XanGregg · Oct 14, 2018 06:47 PM

This map of religiosity from Gallup shows the percent of respondents who were classified as “very religious” in a 2016 poll. I noticed that many of the most rural states have high religiosity and the many urban states have low religiosity, and I wondered how much of the religiosity might be related to the ruralness of the population.

Getting the religiosity data from the Gallup article and Census Bureau urbanization data from Wikipedia was as simple and File > Internet Open in JMP. Now we can look at maps of both variables with similar color encodings. I'm defining ruralness as the inverse of the percent of urban population in the state.

map rural.png

There is a lot of similarity but not as much as I imagined.
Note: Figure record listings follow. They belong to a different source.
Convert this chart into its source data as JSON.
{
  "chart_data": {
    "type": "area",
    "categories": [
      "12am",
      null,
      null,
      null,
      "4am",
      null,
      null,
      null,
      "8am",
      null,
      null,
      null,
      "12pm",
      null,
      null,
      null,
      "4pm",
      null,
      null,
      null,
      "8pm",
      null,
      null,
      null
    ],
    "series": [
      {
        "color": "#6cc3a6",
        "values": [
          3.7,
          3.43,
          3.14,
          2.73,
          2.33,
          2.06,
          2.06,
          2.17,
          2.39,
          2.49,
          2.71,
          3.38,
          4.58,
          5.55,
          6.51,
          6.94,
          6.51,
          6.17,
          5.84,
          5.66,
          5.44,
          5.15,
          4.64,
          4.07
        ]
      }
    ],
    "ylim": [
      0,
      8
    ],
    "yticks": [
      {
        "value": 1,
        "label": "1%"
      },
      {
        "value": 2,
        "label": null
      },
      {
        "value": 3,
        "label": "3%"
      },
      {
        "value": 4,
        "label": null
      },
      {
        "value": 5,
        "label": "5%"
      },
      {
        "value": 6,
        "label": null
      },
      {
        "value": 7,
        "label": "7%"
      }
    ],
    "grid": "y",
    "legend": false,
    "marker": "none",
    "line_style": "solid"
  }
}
A scatterplot makes the comparison more direct.

I added a regression line, and its confidence interval suggests the relationship is not very convincing since a flat line (which indicates no relationship) also goes within the confidence region. However, most of the dots appear to follow different linear trend, and a few outlier values on the edges are acting as leverage points and flattening the regression fit. If we think those states are categorically different, we can exclude them from the regression. For instance, the Gallup article notes that Utah is exceptional because of its large Mormon population.

“Robust” fitting techniques try to accommodate outliers without case-by-case consideration. One technique is to iteratively down-weight observations that are far from the line. That’s the method used by robust Loess. Other robust fitters in JMP include Huber, which reduces the outlier penalty, and Cauchy, which expects more extreme outliers.
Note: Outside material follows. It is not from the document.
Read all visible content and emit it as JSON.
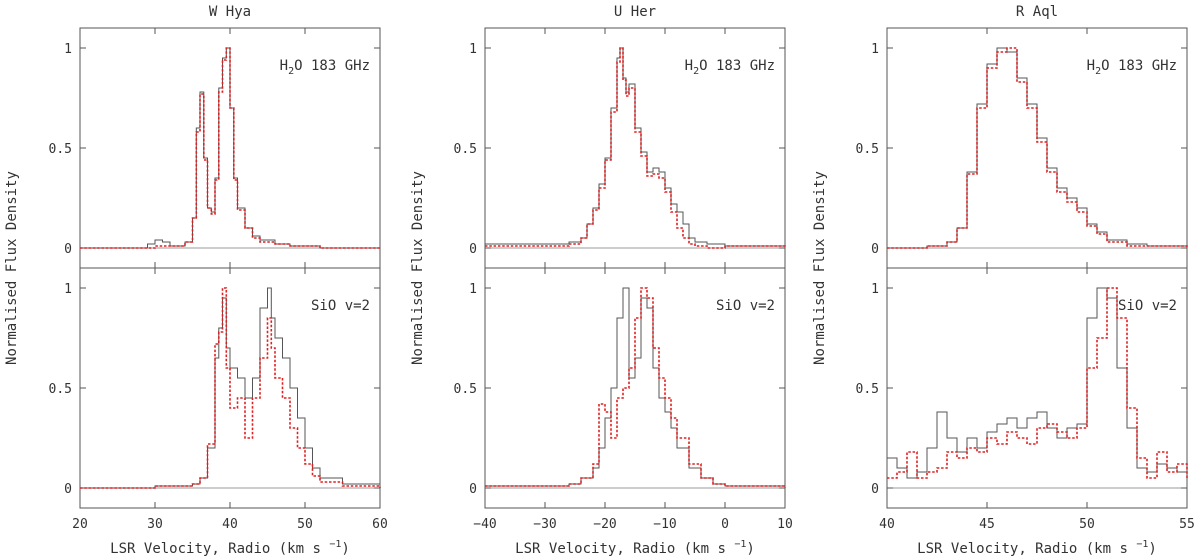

Fit Cauchy within the Bivariate platform assumes that the error distribution follows a Cauchy distribution rather than a Normal distribution. The Cauchy distribution is nefarious in statistics because it does not have a well-defined mean or variance. It looks like a Normal distribution but has much fatter tails, which means it expects more of the data to be far away from the middle.

Nonetheless, it does have a central area where most of the distribution lies. Below is the result of a Cauchy-based linear fit on religiosity versus ruralness. In JMP, I saved the prediction formula and confidence bounds from Bivariate and plotted them in Graph Builder using the Line and Area elements. The line suggests there is at least a good subset of the data that follows a linear trend. The previously identified outliers are clearer, and a few more states that buck the linear trend stand out from the line.
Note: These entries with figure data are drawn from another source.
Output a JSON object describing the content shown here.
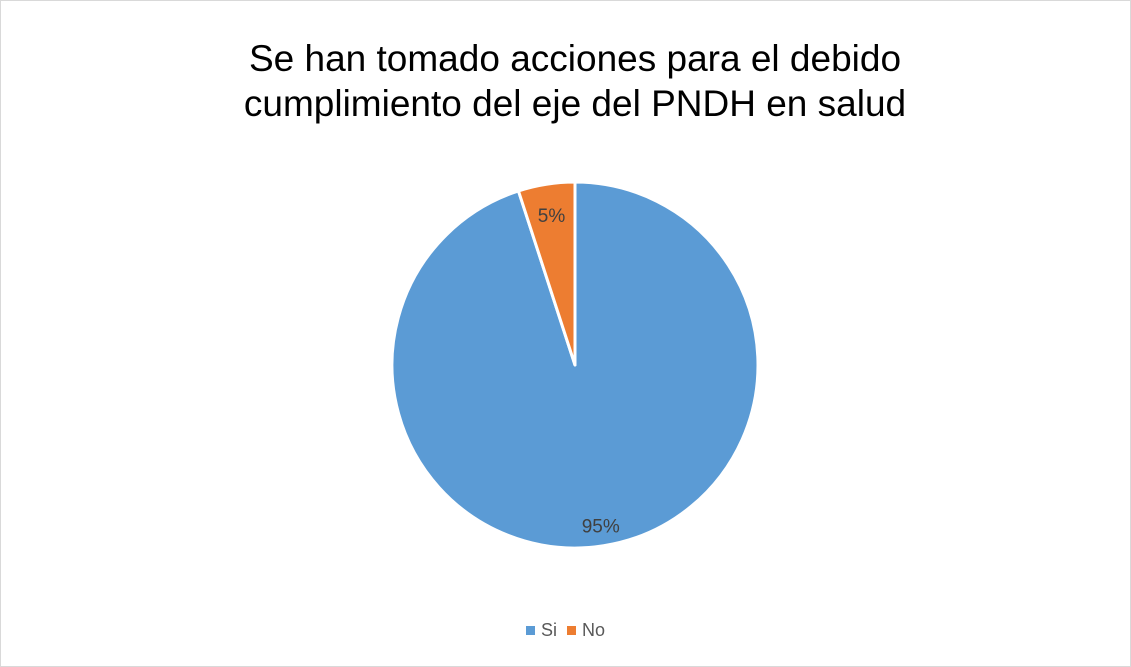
{
  "chart_data": {
    "type": "pie",
    "title": "Se han tomado acciones para el debido cumplimiento del eje del PNDH en salud",
    "categories": [
      "Si",
      "No"
    ],
    "values": [
      95,
      5
    ],
    "data_labels": [
      "95%",
      "5%"
    ],
    "colors": [
      "#5b9bd5",
      "#ed7d31"
    ],
    "legend_position": "bottom"
  }
}
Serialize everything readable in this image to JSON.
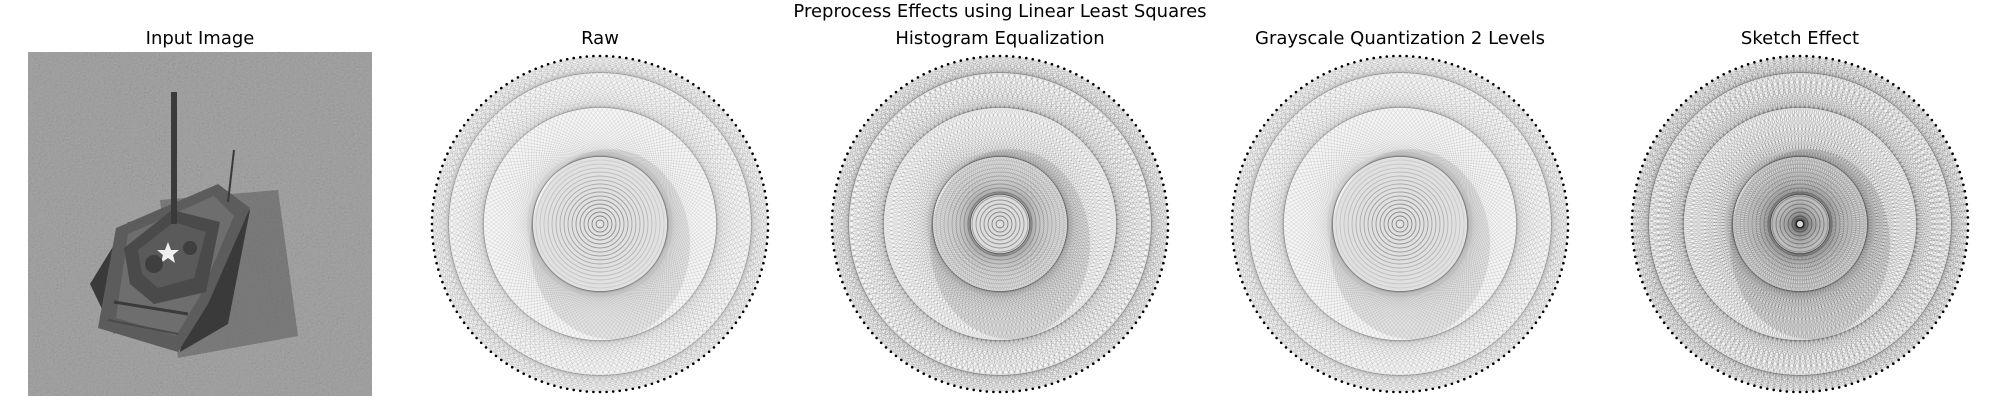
{
  "figure": {
    "title": "Preprocess Effects using Linear Least Squares"
  },
  "panels": [
    {
      "id": "input",
      "title": "Input Image",
      "kind": "photo"
    },
    {
      "id": "raw",
      "title": "Raw",
      "kind": "string-art",
      "density": 0.55
    },
    {
      "id": "hist",
      "title": "Histogram Equalization",
      "kind": "string-art",
      "density": 0.8
    },
    {
      "id": "quant",
      "title": "Grayscale Quantization 2 Levels",
      "kind": "string-art",
      "density": 0.62
    },
    {
      "id": "sketch",
      "title": "Sketch Effect",
      "kind": "string-art",
      "density": 0.95
    }
  ],
  "colors": {
    "photo_ground": "#a9a9a9",
    "tank_body": "#4a4a4a",
    "thread": "#1a1a1a",
    "pin": "#000000"
  },
  "icons": {
    "tank_marking": "star-icon"
  }
}
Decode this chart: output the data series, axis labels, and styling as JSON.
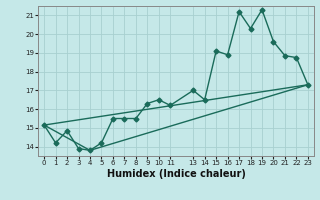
{
  "xlabel": "Humidex (Indice chaleur)",
  "background_color": "#c5e8e8",
  "grid_color": "#a8d0d0",
  "line_color": "#1a6b5a",
  "xlim": [
    -0.5,
    23.5
  ],
  "ylim": [
    13.5,
    21.5
  ],
  "xtick_labels": [
    "0",
    "1",
    "2",
    "3",
    "4",
    "5",
    "6",
    "7",
    "8",
    "9",
    "1011",
    "",
    "1314",
    "",
    "1516",
    "",
    "1718",
    "",
    "1920",
    "",
    "2122",
    "",
    "23"
  ],
  "yticks": [
    14,
    15,
    16,
    17,
    18,
    19,
    20,
    21
  ],
  "line1_x": [
    0,
    1,
    2,
    3,
    4,
    5,
    6,
    7,
    8,
    9,
    10,
    11,
    13,
    14,
    15,
    16,
    17,
    18,
    19,
    20,
    21,
    22,
    23
  ],
  "line1_y": [
    15.15,
    14.2,
    14.85,
    13.9,
    13.8,
    14.2,
    15.5,
    15.5,
    15.5,
    16.3,
    16.5,
    16.2,
    17.0,
    16.5,
    19.1,
    18.9,
    21.2,
    20.3,
    21.3,
    19.6,
    18.85,
    18.75,
    17.3
  ],
  "line2_x": [
    0,
    4,
    23
  ],
  "line2_y": [
    15.15,
    13.8,
    17.3
  ],
  "line3_x": [
    0,
    23
  ],
  "line3_y": [
    15.15,
    17.3
  ],
  "xlabel_fontsize": 7,
  "tick_fontsize": 5,
  "line_width": 1.0,
  "marker_size": 2.5
}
If some of the religiosity is indeed a function of ruralness, we can get a sense of how much is due to other factors by looking at the residuals. Let's bring it all back to a map to look for geographic patterns. Here’s a map of those residuals, which gives another perspective on the most and least religious states. For instance, Mississippi is no longer an extreme value, and Georgia and Florida look more like their Southern neighbors.

It’s worth emphasizing that the two variables come from different years and different sources, so don't read too much into the results. In particular, the ruralness of the Gallup participants may not match the overall ruralness of their state. Nonetheless, I thought the Cauchy fit shows a nice way to find a linear pattern among outliers.

Choropleth maps look simple, but they aggregate data within cultural boundaries over geography, and it’s good to keep in mind the underlying components.